Канатоходец. Записки городского сумасшедшего - Дежнев Николай Борисович. Страница 2
Он мне не верил. Не глядя на меня, протянул:
— Да-a, Николаша, дальше королевского гамбита ты так и не пошел…
Шутка была старой, заезженной. Когда-то, еще в школе, я почитывал шахматную литературу, что не мешало ему периодически меня обыгрывать. Тогда уже полагался больше на собственную интуицию. Находчив был, остер на язык, но и я ему не уступал, хоть и считался отпетым гуманитарием. Зато, когда дернулся в аспирантуру, тут-то моя помощь ему и понадобилась. Это теперь Мишаня понаблатыкался и чешет по-английски, как на родном, а тогда был дуб дубом, тряхни, желуди посыплются.

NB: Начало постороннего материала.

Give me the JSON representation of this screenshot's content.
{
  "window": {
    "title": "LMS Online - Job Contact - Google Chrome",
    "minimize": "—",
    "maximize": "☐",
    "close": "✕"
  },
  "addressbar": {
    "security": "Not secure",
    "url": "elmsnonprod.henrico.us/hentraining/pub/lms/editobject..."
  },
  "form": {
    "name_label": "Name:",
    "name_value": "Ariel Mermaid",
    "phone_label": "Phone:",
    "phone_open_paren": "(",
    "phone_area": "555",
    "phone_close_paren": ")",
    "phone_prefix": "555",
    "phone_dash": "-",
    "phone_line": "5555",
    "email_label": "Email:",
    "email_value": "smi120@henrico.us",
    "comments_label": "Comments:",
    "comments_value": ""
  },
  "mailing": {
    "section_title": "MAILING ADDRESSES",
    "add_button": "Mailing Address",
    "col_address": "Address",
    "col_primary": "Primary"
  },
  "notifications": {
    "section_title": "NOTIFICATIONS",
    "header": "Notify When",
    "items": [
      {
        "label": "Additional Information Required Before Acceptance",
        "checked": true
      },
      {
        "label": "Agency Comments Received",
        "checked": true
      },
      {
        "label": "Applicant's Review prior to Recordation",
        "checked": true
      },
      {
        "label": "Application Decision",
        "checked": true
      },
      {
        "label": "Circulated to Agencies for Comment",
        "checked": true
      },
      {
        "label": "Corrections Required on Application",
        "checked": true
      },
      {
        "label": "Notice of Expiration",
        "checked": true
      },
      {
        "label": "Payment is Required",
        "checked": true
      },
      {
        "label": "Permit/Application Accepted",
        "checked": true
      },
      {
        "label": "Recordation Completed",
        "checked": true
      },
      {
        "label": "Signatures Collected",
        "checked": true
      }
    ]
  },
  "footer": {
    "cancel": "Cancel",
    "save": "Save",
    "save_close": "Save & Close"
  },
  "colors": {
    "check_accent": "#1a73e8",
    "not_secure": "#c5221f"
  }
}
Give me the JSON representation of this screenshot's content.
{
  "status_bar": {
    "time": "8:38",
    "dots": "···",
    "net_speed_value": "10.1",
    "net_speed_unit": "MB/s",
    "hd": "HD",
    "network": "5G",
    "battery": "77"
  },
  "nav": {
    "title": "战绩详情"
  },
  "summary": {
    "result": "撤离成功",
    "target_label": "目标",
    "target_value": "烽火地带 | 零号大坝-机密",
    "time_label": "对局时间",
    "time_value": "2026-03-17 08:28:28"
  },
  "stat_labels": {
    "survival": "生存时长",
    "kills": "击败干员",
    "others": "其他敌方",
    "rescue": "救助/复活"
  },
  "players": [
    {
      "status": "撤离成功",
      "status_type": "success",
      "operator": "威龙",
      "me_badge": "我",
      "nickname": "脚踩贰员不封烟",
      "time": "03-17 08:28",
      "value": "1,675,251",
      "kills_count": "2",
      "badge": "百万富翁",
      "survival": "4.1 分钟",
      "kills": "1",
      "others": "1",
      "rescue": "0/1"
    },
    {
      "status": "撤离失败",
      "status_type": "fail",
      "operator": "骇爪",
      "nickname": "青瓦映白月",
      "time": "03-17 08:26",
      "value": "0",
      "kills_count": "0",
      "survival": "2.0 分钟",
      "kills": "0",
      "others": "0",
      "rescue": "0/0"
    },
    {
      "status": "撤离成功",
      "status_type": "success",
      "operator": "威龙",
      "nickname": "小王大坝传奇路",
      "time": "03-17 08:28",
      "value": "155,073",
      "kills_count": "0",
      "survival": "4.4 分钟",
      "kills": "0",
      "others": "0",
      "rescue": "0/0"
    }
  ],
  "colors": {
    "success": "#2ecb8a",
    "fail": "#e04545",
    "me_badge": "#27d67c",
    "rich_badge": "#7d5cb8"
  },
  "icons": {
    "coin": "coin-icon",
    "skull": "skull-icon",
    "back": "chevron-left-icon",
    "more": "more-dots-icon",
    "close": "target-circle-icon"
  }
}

Черного слона было жалко, он бы мне теперь очень пригодился, но потеря его еще не предвещала конца света. Двинул вперед пешку. Михаил взялся за коня и перетащил его на пару клеток вперед.
— Щах!
Ход был очевидным, поэтому я не испугался. Мне, если честно, вообще было не до шахмат. Отошел королем на заранее подготовленную позицию. Михаил бросил быстрый взгляд на массивные в форме Биг-Бена напольные часы.
— Сделай одолжение, закончи свою душещипательную историю! Мне еще надо заскочить в офис, посмотреть кое-какие бумажки…
Нет, не верил он мне, не верил! Ни одному моему слову, и не то чтобы это скрывал. Что ж, имел право. Рассказ мой, я отдавал себе в этом отчет, вряд ли звучал убедительно. Беда была лишь в одном — я говорил правду и никому другому о случившемся рассказать не мог. То есть мог, конечно, друзей хватало, только совет мне был нужен не абы какой, а исходящий от трезвого, рационального ума. На собственный в создавшихся обстоятельствах полагаться не приходилось.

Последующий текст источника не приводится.